Since 2001 Celina Moore and I have lived in a large white, two hundred year old, so-called Federal Center Hall style house. The story of the house began in the politically turbulent final decades of the 18th Century when many of Vermont's earliest settlers trekked north from Massachusetts to settle in the fertile valleys and dense forests of central Vermont. In the late 1780s, Samuel Rich, a carpenter with his tools on his back, walked to the tiny settlement of North Montpelier to seek his fortune.
Within a decade Samuel Rich had married the daughter of a prominent North Montpelier family, established two saw mills, a grist mill, a brickyard and a still, plus a house and barn for his growing family. By the turn of the century he had also acquired over 150 acres of prime farmland. Thus, Rich's elaborate Federal Center Hall house, completed in 1805 on a hill overlooking the village, reflected the standards and tastes of a demanding and successful entrepreneur.
Celina and her late pediatrician husband, Tom Moore, bought what had become known as Rich's Hollow Tavern in 1973. The main section of the house forms a hip-roofed, two story rectangle with four spacious rooms on each floor. Each of these rooms boasts a fireplace, the original kitchen fireplace and hearth, its ancient pot holding cast iron crane still in place, with brick lined baking ovens on each side.
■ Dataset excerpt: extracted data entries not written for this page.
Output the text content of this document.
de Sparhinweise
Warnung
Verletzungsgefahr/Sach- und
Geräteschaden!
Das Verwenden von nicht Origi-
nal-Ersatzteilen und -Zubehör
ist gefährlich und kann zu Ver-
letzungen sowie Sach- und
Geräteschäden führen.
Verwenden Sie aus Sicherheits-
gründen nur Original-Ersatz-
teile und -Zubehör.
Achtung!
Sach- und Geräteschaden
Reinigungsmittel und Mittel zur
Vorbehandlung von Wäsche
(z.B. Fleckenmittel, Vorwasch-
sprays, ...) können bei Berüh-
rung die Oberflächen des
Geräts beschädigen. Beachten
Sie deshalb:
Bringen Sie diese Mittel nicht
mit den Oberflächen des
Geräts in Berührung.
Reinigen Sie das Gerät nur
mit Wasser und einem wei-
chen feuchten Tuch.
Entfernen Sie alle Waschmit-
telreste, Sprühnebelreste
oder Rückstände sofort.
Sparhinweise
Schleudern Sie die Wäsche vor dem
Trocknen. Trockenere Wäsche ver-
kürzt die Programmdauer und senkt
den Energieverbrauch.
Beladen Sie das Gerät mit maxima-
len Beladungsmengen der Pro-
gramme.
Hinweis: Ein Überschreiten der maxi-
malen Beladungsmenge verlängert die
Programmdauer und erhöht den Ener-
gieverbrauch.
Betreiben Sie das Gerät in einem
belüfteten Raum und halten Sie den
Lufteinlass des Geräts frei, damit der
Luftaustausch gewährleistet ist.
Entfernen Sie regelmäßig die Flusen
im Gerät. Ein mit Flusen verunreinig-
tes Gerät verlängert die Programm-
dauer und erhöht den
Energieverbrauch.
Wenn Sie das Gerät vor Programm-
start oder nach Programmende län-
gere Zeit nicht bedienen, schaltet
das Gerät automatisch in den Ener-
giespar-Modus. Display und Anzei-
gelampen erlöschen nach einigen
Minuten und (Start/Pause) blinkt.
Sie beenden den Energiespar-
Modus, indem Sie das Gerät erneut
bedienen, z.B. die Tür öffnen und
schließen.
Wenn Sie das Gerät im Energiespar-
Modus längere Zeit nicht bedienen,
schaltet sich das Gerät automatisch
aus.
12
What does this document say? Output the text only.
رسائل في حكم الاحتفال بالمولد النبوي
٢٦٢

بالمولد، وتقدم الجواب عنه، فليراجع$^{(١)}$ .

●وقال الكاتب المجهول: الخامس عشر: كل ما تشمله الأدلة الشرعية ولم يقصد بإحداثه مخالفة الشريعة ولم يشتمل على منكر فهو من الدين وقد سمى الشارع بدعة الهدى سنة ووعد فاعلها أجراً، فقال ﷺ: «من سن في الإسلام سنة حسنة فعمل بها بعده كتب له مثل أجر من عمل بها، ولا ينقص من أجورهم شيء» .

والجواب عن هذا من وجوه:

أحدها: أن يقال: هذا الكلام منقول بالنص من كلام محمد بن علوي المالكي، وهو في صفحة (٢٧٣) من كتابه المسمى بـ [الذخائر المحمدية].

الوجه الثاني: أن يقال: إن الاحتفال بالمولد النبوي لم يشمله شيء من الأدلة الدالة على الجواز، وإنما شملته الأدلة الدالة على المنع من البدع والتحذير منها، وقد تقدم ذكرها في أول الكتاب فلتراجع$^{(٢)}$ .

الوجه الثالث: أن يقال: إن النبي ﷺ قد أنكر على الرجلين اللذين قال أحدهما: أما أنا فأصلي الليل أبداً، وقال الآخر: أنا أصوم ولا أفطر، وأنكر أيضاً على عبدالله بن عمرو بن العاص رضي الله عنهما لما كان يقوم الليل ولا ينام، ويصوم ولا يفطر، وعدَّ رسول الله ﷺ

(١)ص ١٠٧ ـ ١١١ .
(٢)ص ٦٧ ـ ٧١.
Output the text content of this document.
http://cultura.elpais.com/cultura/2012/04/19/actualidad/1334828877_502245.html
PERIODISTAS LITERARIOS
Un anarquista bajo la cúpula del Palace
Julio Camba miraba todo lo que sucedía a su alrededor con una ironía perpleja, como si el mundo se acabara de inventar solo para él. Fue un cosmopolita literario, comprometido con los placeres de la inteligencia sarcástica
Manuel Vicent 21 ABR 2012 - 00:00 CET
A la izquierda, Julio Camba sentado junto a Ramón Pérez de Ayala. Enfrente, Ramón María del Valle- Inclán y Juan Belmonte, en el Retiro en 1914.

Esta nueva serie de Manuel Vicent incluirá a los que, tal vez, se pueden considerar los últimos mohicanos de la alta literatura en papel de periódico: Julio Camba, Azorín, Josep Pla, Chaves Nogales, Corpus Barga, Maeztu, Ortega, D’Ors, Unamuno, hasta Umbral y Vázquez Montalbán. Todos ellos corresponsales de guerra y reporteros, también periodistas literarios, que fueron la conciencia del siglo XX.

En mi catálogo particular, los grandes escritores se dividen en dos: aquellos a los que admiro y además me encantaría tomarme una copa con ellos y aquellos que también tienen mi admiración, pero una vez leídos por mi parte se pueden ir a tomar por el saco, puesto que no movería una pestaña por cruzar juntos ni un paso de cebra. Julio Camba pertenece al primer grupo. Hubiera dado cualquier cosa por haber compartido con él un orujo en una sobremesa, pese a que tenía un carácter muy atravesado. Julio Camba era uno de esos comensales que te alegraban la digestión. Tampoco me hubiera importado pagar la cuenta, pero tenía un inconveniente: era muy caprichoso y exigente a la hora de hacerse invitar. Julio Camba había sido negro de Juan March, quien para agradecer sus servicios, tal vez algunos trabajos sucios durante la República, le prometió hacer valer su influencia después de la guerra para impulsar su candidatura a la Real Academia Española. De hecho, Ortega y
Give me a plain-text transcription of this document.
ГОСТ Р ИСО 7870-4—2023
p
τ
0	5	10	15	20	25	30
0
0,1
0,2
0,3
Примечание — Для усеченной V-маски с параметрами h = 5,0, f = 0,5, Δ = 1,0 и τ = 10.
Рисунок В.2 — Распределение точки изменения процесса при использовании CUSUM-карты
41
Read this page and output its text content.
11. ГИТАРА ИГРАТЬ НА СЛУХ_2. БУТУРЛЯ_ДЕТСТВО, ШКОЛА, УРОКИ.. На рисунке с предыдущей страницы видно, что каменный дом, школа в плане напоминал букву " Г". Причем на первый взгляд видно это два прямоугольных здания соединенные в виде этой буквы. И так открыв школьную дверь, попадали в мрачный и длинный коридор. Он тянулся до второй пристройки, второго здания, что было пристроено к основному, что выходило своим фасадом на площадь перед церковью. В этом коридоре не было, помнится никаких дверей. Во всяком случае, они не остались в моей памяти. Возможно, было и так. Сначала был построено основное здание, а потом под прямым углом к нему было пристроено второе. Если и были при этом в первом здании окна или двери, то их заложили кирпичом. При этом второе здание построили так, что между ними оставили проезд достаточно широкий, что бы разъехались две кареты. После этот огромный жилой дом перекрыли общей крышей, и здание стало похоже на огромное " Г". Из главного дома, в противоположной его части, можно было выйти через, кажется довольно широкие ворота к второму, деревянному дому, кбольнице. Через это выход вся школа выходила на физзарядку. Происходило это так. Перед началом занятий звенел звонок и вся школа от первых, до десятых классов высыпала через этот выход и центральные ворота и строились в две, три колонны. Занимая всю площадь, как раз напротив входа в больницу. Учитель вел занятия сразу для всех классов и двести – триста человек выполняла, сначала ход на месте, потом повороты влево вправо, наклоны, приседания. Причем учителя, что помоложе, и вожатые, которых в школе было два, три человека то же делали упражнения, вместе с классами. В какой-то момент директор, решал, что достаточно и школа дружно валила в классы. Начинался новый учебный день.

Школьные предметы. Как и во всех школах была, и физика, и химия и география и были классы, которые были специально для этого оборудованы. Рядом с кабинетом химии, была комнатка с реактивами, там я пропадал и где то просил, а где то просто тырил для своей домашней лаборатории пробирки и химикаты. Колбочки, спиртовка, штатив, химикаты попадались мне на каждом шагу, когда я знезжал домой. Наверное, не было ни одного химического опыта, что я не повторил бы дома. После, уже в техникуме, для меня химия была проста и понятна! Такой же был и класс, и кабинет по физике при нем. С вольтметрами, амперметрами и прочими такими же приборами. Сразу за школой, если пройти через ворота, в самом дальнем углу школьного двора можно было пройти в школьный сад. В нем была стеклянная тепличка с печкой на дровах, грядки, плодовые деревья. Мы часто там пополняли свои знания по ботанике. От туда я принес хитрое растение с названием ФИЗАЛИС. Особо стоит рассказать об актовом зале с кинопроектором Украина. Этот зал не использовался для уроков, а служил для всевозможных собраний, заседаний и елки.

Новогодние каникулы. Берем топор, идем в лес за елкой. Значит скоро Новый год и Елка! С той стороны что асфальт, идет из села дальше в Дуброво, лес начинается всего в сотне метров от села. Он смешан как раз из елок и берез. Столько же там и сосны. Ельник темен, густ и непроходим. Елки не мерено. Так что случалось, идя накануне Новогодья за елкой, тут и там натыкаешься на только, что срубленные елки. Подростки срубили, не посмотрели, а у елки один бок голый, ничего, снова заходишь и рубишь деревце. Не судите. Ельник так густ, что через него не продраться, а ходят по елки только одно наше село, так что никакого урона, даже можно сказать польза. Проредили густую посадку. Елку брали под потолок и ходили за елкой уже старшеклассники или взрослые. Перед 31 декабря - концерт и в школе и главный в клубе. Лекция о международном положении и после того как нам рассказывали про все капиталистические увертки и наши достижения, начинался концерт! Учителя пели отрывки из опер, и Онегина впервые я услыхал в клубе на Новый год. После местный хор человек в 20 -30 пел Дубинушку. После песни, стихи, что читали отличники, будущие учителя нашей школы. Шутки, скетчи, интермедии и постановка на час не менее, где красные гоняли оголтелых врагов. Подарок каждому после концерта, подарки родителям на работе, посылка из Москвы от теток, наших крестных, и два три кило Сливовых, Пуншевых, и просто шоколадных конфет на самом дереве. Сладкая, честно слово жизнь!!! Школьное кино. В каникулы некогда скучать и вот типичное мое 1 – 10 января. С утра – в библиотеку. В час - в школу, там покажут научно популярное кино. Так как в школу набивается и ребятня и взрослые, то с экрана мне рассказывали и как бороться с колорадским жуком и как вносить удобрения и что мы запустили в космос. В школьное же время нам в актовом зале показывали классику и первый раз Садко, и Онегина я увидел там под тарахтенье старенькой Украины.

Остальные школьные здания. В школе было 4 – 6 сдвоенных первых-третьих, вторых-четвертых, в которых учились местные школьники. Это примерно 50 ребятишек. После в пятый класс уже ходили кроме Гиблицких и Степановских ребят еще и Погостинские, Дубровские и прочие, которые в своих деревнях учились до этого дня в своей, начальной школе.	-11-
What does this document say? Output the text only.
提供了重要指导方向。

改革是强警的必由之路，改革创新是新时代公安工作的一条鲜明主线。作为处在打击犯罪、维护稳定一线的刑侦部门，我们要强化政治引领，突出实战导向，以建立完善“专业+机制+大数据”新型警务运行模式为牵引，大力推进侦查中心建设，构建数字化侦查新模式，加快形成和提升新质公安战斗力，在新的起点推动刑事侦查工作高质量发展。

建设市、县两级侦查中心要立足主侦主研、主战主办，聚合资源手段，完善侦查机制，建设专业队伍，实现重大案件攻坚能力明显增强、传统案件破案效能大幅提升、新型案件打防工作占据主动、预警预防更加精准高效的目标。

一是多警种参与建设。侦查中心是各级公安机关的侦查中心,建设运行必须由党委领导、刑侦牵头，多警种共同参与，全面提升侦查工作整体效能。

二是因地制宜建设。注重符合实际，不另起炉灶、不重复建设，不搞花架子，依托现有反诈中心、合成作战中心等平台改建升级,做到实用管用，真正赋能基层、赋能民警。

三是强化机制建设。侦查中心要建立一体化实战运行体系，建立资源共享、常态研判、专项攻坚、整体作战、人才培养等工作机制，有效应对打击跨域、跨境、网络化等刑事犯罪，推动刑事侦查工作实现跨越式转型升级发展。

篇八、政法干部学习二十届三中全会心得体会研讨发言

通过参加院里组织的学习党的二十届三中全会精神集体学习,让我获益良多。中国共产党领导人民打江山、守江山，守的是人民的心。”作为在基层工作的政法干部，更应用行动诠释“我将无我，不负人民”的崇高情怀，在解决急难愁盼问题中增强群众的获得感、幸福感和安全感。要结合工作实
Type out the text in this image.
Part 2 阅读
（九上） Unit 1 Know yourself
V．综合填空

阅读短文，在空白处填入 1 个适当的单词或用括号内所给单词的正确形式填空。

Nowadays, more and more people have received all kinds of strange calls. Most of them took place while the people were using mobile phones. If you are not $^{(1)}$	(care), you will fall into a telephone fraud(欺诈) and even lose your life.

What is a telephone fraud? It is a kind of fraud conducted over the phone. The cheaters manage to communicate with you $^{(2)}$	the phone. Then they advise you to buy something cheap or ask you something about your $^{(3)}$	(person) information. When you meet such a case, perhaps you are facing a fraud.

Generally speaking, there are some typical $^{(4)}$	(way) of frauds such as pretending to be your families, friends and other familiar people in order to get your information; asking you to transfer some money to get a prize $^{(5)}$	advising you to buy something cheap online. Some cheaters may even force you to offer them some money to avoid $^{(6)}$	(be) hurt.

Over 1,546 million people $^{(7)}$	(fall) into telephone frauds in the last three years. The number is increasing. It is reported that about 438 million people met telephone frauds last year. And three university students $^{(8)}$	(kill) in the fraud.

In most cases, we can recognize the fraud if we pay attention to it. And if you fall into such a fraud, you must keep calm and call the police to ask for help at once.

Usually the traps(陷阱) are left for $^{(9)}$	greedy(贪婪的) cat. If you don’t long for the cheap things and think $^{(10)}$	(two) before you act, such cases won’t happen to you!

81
A diary of the Rich family preserved through the generations speaks of various farm chores and includes with nearly every day's log of activities, “chopped wood.”
This past winter, when heating oil prices soared, we developed a profound level of respect for the 19th Century families who maintained eight working fireplaces. Throughout the winter months someone trekked tirelessly from the wood pile to maintain those hungry fires, four of them on the second floor. Today's reality dictates a second floor with no heat. Family and grandchildren returning for Thanksgiving and Christmas each evening vanish beneath piles of blankets and quilts.
Built in a era when settler families often lived in hillside dugouts, Rich's mansion reflects the elaborate yet enduring taste of a Palladian window over the front door entrance porch, tapered wooden columns, ten foot ceilings, and, at a time when glass was a luxury, multi-paned 12 over 12 windows in every room. The contoured wooden framing of doorways, the intricate trim work of the entrance hall stairway speak to days of detailed hand work by skilled carpenters.
Twenty-four inch wide white pine floor boards sixteen feet long, second floor plank walls nearly thirty inches wide, and the exterior framing of this plank style house? Inch and half thick vertical spruce planks about two feet wide extending from foundation base plate to attic floor. Today's cozy winter fires, the singing and lively mealtime chatter, plus a fertile garden will sometime pass to generation number nine. They'll settle comfortably within these stout walls encircled by Samuel Rich's enduring legacy.
Erik Esselstyn
Celina, Mum, had the good sense to marry a man who knows how to write well!
And could there have been a more appropriately named man then Samuel RICH?
Thank you for providing us all with such a vivid description of the old Tavern house. We can almost smell the wood-burning in the fireplaces as we approach the house, hear the floorboards creaking as we move about inside, and shiver under our comforters as we listen to the chill North Winter wind whistle through the leaky portals. Fortunately, there is no lift in the house, so I will have to park my six wheel, rolling, electric Barcalounger by the kitchen fireplace embers overnight.
The two of you have done an admirable job, filling the breach caused by the wanderings of Celina, C3. As long as we are not going to be required to chop wood, I know we all eagerly await an invitation to come visit!